One option is to add a "private" checkbox on a record, such as an email. You could then control access to the record using a plug-in, or you could give everyone just user level read access to emails in general and then have a workflow share the email with other users if private = "no." There is a good workflow assembly available from codeplex.com that allows you to programatically share records via workflow with users or teams of users.
One thing that should be noted is that if you use CRM for Outlook, you don't see any custom fields on the outlook email form--that means that a private checkbox wouldn't show up when someone tracks an email from outlook.
One thing I've done before in a similar situation was to bring the private emails in as a different type of record (legacy private emails, for example), and set permissions accordingly on that entity.
Call Customer Effective at (877) 252-2171 if we can be of any assistance in your migration.
Posted by: Joel Lindstrom | July 14, 2010 at 10:44 AM
Hi Joel,
your solution seemed really excellent to me and I used it but then I found one problem.
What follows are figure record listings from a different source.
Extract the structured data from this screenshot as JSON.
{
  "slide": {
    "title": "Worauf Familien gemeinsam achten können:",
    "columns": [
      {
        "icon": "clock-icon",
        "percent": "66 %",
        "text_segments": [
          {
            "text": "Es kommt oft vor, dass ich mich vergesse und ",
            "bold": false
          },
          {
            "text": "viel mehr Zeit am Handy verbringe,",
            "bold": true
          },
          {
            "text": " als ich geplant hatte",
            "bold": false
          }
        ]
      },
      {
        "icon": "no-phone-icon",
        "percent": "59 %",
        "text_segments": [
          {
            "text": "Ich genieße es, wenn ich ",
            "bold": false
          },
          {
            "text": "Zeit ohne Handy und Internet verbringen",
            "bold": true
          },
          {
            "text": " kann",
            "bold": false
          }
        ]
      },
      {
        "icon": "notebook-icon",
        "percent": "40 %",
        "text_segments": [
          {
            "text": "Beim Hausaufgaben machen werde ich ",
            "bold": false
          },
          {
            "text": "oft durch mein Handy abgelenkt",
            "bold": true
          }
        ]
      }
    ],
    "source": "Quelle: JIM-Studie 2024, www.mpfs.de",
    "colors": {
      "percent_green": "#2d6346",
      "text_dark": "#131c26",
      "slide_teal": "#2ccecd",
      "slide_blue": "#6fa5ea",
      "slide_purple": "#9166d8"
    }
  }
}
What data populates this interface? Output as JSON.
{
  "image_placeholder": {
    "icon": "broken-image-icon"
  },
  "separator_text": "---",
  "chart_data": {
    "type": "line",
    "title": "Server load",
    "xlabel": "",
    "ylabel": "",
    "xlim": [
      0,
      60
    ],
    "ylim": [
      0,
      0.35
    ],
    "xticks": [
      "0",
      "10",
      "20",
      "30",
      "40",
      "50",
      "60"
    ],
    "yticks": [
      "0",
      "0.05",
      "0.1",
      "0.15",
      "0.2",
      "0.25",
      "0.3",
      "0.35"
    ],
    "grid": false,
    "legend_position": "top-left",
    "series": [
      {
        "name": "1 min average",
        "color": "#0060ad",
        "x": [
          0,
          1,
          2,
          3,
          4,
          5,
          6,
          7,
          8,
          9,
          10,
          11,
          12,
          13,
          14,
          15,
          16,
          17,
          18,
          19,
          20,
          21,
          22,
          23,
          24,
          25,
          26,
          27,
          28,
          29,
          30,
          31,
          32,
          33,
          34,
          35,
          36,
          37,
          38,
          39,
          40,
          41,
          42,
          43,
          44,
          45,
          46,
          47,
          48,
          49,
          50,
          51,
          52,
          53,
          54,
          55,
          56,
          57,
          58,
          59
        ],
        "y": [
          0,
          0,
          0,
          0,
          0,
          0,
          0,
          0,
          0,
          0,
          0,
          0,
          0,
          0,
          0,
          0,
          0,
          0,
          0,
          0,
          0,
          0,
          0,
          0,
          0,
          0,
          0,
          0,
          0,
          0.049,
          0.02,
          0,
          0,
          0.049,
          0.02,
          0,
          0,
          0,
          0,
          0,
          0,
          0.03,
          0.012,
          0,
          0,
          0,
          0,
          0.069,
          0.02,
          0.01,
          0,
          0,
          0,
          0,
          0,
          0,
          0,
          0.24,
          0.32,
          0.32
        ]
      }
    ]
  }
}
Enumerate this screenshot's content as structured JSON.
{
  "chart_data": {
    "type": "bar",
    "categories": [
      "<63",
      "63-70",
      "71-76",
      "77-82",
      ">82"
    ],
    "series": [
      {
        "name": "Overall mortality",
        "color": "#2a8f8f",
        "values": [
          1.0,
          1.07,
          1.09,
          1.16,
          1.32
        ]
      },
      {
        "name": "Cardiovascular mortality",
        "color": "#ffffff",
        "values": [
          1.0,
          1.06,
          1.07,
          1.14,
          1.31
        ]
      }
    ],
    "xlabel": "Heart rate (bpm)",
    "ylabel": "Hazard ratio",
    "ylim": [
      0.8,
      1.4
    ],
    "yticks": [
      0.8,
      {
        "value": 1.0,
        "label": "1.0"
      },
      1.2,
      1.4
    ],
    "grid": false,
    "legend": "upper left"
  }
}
I set default e-mail address on my contact record and alias e-mail address on my user record. It worked perfectly but then I found out that tracking of incoming e-mails didn’t work. When I changed my user e-mail address to default e-mail and my contact e-mail to alias e-mail, it started to work again but of course when I sent an e-mail to my colleagues it was not tracked in CRM since my user e-mail address is different to my contact address :(. Do you have any idea how to solve it?
Posted by: Martin Matýska | October 26, 2010 at 09:50 AM
Martin,
In the solution described above, the default email address should be on the user record. The idea being you still want emails sent from the user record, not the contact record.
regarding tracking emails sent to colleagues, there are some other setting that come to play here. one is the setting to create activities for emails between users (in crm system settings). When this is set to yes, you will sometimes have double activities created; however, if this is set to no, sometimes no activities will be tracked. I recommend setting the setting to "yes." It is better to get more activity records than not get activity records that you
Also, it depends on your tracking options. Even if you have a contact and user for the same person, you still have to hit the track button for conversations that you wish to track. Then the question of if the conversation gets linked to the recipient user record or contact record--that is where the email address of the recipient will matter.
Keep in mind that this behavior has been changed in Update rollup 12. With this update, we have tested and have not seen issues with the contact and user having the same email address.